Abaküs Yazılım
23. Hukuk Dairesi
Esas No: 2016/573
Karar No: 2018/4183
Karar Tarihi: 13.09.2018

Yargıtay 23. Hukuk Dairesi 2016/573 Esas 2018/4183 Karar Sayılı İlamı

23. Hukuk Dairesi         2016/573 E.  ,  2018/4183 K.

    "İçtihat Metni"

    MAHKEMESİ :Asliye Hukuk Mahkemesi

    Taraflar arasındaki alacak davasının yapılan yargılaması sonunda ilamda yazılı nedenlerden dolayı davanın kısmen kabulüne yönelik olarak verilen hükmün süresi içinde davalı vekilince temyiz edilmesi üzerine dosya incelendi, gereği konuşulup düşünüldü.
    - K A R A R -
    Davacı vekili, müvekkilinin davalı taraf ile 05.10.2011 tarihli kat karşılığı inşaat sözleşmesi imzaladıklarını, sözleşmenin 3.maddesi gereğince davalı şirketin 24 ay içerisinde inşaatı bitirip müvekkile anahtar teslim edeceğini, ancak davalının 18.01.2012 tarihinde ruhsatı almış olmasına rağmen 24 ay içerisinde inşaat geçerli bir özrü olmaksızın bitirmediğini, inşaatın geç bitirilmesinden kaynaklı müvekkile ödemesi gereken her bir bağımsız bölüm için aylık 250,00 şer TL’yi kira tazminatının ödenmediğini, davalının sözleşmenin 4. maddesinde belirtilen gün ısı ve şofbenleri de takmadığını, 14. maddesi gereği binanın çevre düzenlemesinin de yapılmadığını, kapı, boya ve dış cephede de eksikliklerin bulunduğunu ileri sürerek, fazlaya ilişkin talep ve dava haklarının saklı kalmak kaydı ile 7.500,00 TL’nin davalıdan tazminini talep ve dava etmiştir.
    Davalı vekili, davanın reddini istemiştir.
    Mahkemece, iddia, savunma, bilirkişi raporu ve tüm dosya kapsamına göre, davacının tapudaki hissesine isabet eden toplam 3.281,06 TL eksik iş bedelinin bulunduğu, iskan ruhsatının geç alınmasında yükleniciye atfedilecek bir kusur olmadığı, bu nedenle davacının kira alacağı talebinin yerinde olmadığı gerekçesiyle, davanın kısmen kabulü ile, 3.281,06TL"nin dava tarihinden itibaren yasal faizi ile birlikte davalıdan tahsiline karar verilmiştir.
    Kararı, davalı vekili temyiz etmiştir.
    Harçlar Kanunu’nun 30 ve 32. maddeleri uyarınca yargı işlemlerinden alınacak harçlar ödenmedikçe müteakip işlemler yapılamaz ve yargılama yürütülemez.
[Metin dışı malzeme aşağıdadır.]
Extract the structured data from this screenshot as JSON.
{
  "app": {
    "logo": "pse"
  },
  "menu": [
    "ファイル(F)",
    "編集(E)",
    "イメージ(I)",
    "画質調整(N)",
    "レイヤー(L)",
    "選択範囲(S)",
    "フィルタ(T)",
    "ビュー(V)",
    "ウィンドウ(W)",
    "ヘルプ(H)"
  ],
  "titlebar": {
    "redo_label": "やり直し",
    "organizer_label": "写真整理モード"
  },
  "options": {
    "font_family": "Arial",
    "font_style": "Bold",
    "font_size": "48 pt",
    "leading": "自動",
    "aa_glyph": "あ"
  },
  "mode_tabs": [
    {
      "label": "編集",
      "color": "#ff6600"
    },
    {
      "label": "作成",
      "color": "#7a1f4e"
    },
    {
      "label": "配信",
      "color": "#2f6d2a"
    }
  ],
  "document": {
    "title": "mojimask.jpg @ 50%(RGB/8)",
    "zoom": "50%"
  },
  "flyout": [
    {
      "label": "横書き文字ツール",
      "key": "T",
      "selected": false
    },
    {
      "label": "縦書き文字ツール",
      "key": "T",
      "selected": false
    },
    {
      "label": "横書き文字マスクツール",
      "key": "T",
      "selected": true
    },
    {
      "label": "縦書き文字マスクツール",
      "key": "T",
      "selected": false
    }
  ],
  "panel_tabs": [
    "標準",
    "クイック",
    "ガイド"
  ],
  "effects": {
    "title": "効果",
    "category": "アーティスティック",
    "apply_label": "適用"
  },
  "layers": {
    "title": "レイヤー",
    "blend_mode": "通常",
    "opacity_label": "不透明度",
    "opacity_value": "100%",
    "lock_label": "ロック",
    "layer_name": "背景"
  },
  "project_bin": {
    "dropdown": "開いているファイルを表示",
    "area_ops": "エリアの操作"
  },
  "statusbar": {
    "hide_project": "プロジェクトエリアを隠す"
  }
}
Eldeki davada gerekli harçlar alınmadan yargılama yapılarak, hüküm tesis edilmiştir. Açıklanan yasal zorunluluğa rağmen harç noksanlığı ikmal ettirilmeden hüküm kurulması doğru olmamış ise de, kararda eksik harcın ikmal edildiği anlaşıldığından bu husus bozma gerekçesi yapılmamış, davalı vekilinin temyiz itirazları yerinde görülmemiştir.
    SONUÇ: Yukarıda açıklanan nedenlerle, davalı vekilinin temyiz itirazlarının reddiyle, hükmün ONANMASINA, aşağıda yazılı onama harcının temyiz edenden alınmasına, karar düzeltme yolu kapalı olmak üzere, 13.09.2018 tarihinde oy çokluğuyla karar verildi.
    -MUHALEFET ŞERHİ-
    Dava konusu uyuşmazlık, mülkiyeti davalıya ait bağımsız bölümün tapusunun iptali ile davacı kooperatif adına tescili istemine ilişkindir.
    Dava dilekçesinde davacı tarafça geç teslimden kaynaklanan kira bedeli yanında dava dilekçesinin 3. bendinde gün ısı ve şofbenlerin takılmadığı 4. maddesinde çevre düzenlemesinin yapılmadığı 5. maddesinde ise boy ve dış cephede eksiklikler bulunduğu gerekçesiyle dava açılmış olmasına rağmen eksik iş bedelleri ile ilgili her hangi bir bedel belirtilmemiş ve harç yatırılmamıştır. 07.04.2015 tarihli celsede davacı 7.500,00 TL harcını yatırdığı kısmın kira alacağı olduğuna ilişkin beyanda bulunmuştur. Yapılan keşif sonucu eksik iş bedeli olarak 3.281,06 TL tespit edilmiş olmasına rağmen eksik iş bedeline ilişkin eksik nispi harç tamamlanmadan kira alacağı talebi reddedilerek 3.281,06 TL eksik iş bedeline hükmedilmiştir. Nihai kararda ise kabul ve ret oranları gözetilerek hükmedilen eksik iş bedelinin davalıdan tahsiline karar verilmiştir. Davalının yargılama sırasında özellikle karar veriliği 12.11.2015 tarihli duruşmada eksik iş bedeline ilişkin harç yatırılmadığına ilişkin itirazda bulunmasına rağmen eksik harç ikmal edilmeden dosya esastan sonuçlandırılmış ve davalı tarafça eksik iş bedeline ilişkin harç tamamlanmadan davanın esası hakkında karar verilerek usul ve yasaya aykırı hareket edildiği hususu özellikle temyiz nedeni yapılmıştır.
    Somut uyuşmazlıkta, dava konusunun belirli bir değere ilişkin olması nedeniyle bir başka deyişle para veya para ile değerlendirilen bir şey ile ilgili bir dava olması nedeniyle 492 sayılı Harçlar Kanunu"nun 1 sayılı tarifesi gereğince davanın nispi harca tabi olduğu uyuşmazlık konusu değildir.
    Dairenin sayın çoğunluğunca, mahkemece verilen nihai kararda yargılama sırasında alınmayan eksik harcın kararla birlikte tamamlanmasını gözönünde bulundurularak kararın onanması yönünde görüş ve kanaate varılmıştır.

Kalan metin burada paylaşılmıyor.